At least some of the older cameras had mechanical AFMA. There was a set screw under the sub mirror that adjusted it and thus changed the distance to the AF sensor,this could correct for focus like the electronic AFMA. Canon used to adjust bodies to match lenses that way. I've adjusted a older body that way and if went from poor AF to right-on. 

I don't know if your camera has that adjustment. I should look at some of my old SLR's to see which have that type of adjustment.


----------



## AlanF (Jun 3, 2016)

Go the whole hog and develop the film yourself to get the real film experience. All the gear is available cheap on eBay. It's dead easy - I was able to do it as an 11-year old kid, before most of CR were born, even making up my own solutions and not using kits. You will have real fun.


----------



## Deleted member 91053 (Jun 3, 2016)

I had a 500N for a short time, geat camera that gave me excellent results with my 24-105 F4L. It went when the EOS 3 arrived!


----------



## JohanCruyff (Jun 5, 2016)

Thanks to all for your kind suggestions.  

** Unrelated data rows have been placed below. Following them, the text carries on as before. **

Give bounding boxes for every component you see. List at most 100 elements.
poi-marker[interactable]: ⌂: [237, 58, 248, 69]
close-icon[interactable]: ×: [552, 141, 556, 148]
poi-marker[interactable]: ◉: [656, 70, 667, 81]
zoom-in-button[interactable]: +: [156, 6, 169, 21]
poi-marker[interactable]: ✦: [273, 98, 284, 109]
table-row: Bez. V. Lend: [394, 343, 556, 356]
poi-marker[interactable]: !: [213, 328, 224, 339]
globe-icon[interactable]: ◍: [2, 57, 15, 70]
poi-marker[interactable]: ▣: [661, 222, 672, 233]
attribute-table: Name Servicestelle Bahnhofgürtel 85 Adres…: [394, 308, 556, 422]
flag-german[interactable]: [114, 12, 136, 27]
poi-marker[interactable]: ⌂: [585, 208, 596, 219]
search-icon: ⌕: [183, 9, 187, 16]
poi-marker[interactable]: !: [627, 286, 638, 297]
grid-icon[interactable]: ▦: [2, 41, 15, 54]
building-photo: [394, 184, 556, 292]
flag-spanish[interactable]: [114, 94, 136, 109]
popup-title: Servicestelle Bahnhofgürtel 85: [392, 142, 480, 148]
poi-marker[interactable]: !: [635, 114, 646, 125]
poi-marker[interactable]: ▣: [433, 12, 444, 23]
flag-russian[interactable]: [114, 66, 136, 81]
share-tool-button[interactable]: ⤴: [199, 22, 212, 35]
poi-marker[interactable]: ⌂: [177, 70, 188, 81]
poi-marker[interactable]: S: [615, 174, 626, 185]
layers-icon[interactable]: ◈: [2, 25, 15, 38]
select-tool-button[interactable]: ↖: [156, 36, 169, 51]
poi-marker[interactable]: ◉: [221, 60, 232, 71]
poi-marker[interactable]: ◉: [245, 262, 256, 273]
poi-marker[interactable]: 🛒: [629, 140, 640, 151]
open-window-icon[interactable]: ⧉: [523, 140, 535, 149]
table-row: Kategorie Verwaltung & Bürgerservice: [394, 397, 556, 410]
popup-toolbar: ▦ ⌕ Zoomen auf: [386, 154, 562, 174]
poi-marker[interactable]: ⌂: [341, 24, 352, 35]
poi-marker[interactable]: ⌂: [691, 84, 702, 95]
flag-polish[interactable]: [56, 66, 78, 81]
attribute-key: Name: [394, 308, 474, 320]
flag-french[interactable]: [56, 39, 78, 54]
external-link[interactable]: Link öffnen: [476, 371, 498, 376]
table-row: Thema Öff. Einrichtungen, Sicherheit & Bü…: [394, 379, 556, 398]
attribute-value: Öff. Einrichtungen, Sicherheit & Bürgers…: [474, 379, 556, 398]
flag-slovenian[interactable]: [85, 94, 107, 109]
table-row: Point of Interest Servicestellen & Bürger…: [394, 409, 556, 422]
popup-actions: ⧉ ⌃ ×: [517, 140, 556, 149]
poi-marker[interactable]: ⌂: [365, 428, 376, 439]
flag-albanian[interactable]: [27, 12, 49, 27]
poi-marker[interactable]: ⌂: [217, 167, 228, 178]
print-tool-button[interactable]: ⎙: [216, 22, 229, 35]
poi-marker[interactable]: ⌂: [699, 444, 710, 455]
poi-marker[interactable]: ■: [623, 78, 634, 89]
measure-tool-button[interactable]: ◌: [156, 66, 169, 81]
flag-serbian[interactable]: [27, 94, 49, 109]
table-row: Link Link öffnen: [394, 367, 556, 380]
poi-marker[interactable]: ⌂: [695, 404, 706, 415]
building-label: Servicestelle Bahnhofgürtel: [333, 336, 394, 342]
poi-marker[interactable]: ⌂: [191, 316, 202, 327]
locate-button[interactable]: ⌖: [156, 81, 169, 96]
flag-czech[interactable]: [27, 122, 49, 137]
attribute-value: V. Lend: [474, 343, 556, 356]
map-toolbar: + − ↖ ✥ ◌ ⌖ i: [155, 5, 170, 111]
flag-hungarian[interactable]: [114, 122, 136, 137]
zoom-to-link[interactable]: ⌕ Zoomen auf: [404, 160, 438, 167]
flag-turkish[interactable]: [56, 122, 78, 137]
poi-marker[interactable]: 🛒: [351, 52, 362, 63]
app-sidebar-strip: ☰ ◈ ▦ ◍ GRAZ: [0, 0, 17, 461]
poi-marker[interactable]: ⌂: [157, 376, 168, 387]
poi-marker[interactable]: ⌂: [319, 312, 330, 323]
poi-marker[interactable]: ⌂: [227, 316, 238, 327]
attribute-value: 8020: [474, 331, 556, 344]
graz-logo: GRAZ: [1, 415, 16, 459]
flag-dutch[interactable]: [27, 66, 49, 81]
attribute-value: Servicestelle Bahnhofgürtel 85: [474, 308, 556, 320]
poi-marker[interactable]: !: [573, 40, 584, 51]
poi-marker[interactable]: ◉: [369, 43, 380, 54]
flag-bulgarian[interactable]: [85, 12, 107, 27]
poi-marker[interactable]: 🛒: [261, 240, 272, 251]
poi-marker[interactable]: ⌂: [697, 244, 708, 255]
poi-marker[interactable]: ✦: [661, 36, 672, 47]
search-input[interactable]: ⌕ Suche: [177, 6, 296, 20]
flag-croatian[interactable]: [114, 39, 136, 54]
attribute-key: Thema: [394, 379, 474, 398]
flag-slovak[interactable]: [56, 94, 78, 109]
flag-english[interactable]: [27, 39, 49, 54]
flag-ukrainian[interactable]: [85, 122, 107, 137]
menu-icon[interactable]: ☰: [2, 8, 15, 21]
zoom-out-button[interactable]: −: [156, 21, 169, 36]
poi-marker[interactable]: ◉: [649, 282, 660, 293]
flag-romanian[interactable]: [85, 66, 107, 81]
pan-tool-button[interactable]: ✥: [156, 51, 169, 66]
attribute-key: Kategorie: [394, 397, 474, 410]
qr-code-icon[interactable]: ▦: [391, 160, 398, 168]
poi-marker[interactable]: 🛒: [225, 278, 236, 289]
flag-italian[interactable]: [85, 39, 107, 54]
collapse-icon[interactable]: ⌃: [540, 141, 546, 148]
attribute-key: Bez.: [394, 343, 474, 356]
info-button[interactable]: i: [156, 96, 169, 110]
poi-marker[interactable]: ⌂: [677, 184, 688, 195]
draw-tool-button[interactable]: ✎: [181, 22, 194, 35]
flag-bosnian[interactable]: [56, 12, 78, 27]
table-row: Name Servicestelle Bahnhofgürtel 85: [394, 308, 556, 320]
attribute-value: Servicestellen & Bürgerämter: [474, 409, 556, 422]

The roll arrived earlier than expected, and I started experiment.


The main shock is not being able to see what my pictures will look like. Well, the 5D classic LCD gave just a vague idea, but it was better than no idea.
Further shock: no depth of field preview button!  Maybe more expensive camera models used to feature it?


Further question: I shot a couple of pictures with my 24-105, then three or four more with my 50mm F/1.8 STM, then a wife's candid portrait with the 100mm F/2.8 L... 
Will the roll show something similar to exif data (at least aperture and shutter speed) or not? Maybe film shooting requires a bloc-notes?


----------



## privatebydesign (Jun 5, 2016)

dilbert said:


> JohanCruyff said:
> 
> 
> > ...
> ...



There were some 135 format film cameras that recorded the EXIF on the edge of the film. The 1V stored it to memory that you could download to a computer and printed a 'roll number' on the leading edge of the film.

Neither was a very good solution as the film couldn't be cut because it cut through the EXIF printing and for the 1V they never maintained operating system support so you were always behind.


----------



## JohanCruyff (Jun 5, 2016)

@dilbert and privatebydesign


Thank you.


----------



## tron (Jun 6, 2016)

Canon EOS 620 + Technical Back E : It recorded data for up to ~ 360 shots. You could use Interface TB and a ... very old PC to print these data!


----------